The state’s judiciary commission will determine whether to remove judge Roy Moore from office—for a second time.

Alabama Chief Justice Roy Moore was suspended from his post as the state's highest judge last week after repeated efforts to deny same-sex couples the right to marry.

The Alabama Judicial Inquiry Commission accused Moore Friday of advising the state's probate judges to refuse marriage licenses to same-sex couples--despite district court rulings leading up to Obergefell v. Hodges and after.

"Justice Moore, under the guise of his administrative authority as chief justice, unilaterally issued an order to all probate judges that they continue to have a ministerial duty ... to enforce the Alabama marriage laws against same-sex couples," read the 293-page complaint.

Moore was suspended and removed as chief justice in 2003 after he refused a federal court order to remove a monument of the Ten Commandments from the state judicial building. He was reelected in 2012.

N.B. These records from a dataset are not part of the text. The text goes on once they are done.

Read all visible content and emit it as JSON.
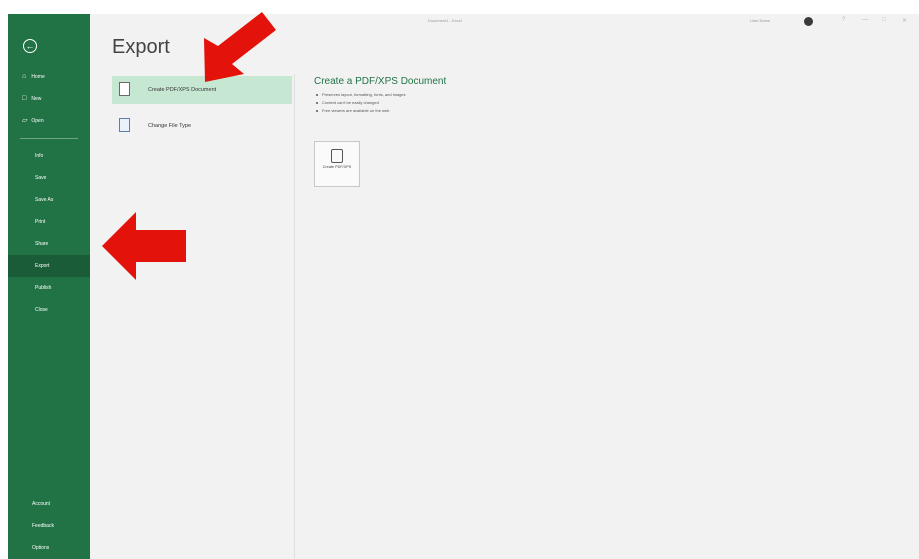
{
  "window": {
    "doc_title": "Document1 - Excel",
    "user_name": "User Name",
    "controls": [
      "?",
      "—",
      "□",
      "✕"
    ]
  },
  "sidebar": {
    "back_icon": "back-arrow-icon",
    "top_items": [
      {
        "label": "Home",
        "icon": "home-icon"
      },
      {
        "label": "New",
        "icon": "new-icon"
      },
      {
        "label": "Open",
        "icon": "folder-icon"
      }
    ],
    "middle_items": [
      {
        "label": "Info"
      },
      {
        "label": "Save"
      },
      {
        "label": "Save As"
      },
      {
        "label": "Print"
      },
      {
        "label": "Share"
      },
      {
        "label": "Export",
        "selected": true
      },
      {
        "label": "Publish"
      },
      {
        "label": "Close"
      }
    ],
    "bottom_items": [
      {
        "label": "Account"
      },
      {
        "label": "Feedback"
      },
      {
        "label": "Options"
      }
    ]
  },
  "main": {
    "title": "Export",
    "options": [
      {
        "label": "Create PDF/XPS Document",
        "icon": "pdf-document-icon",
        "active": true
      },
      {
        "label": "Change File Type",
        "icon": "file-type-icon",
        "active": false
      }
    ],
    "details": {
      "heading": "Create a PDF/XPS Document",
      "bullets": [
        "Preserves layout, formatting, fonts, and images",
        "Content can't be easily changed",
        "Free viewers are available on the web"
      ],
      "button_label": "Create PDF/XPS"
    }
  },
  "colors": {
    "sidebar": "#217346",
    "selected_nav": "#1a5c38",
    "active_option": "#c6e7d2",
    "annotation_arrow": "#e3120b"
  }
}
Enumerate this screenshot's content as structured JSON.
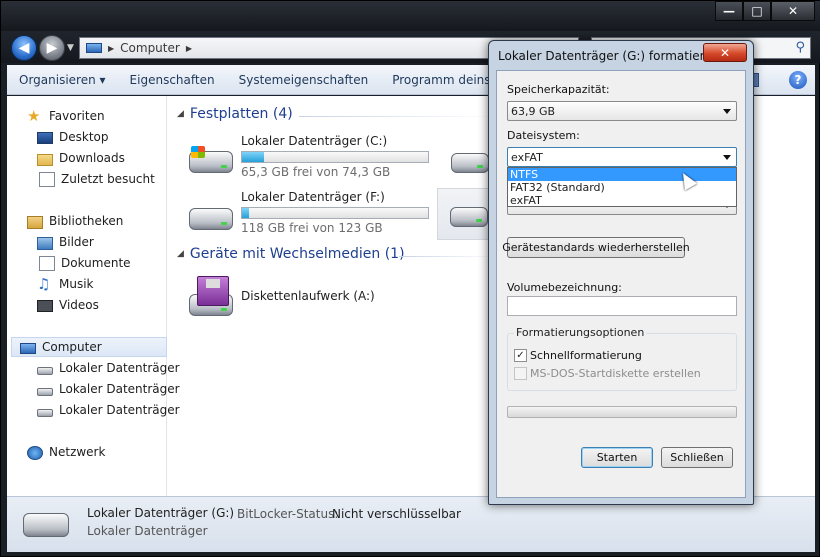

Before his suspension, Moore responded to ethics complaints against him during an April 27 news conference. "This is not about any wrongdoing that I have done," he said. "This is not about ethics. This is about marriage."

He continued, "We're in a serious time in our country. We're at a time when people just a few year ago would have been ascribed a mental illness, a mental disorder .... This is about judicial independence, about the power of a justice to speak."

The Alabama Court of the Judiciary will rule on the commission's complaints.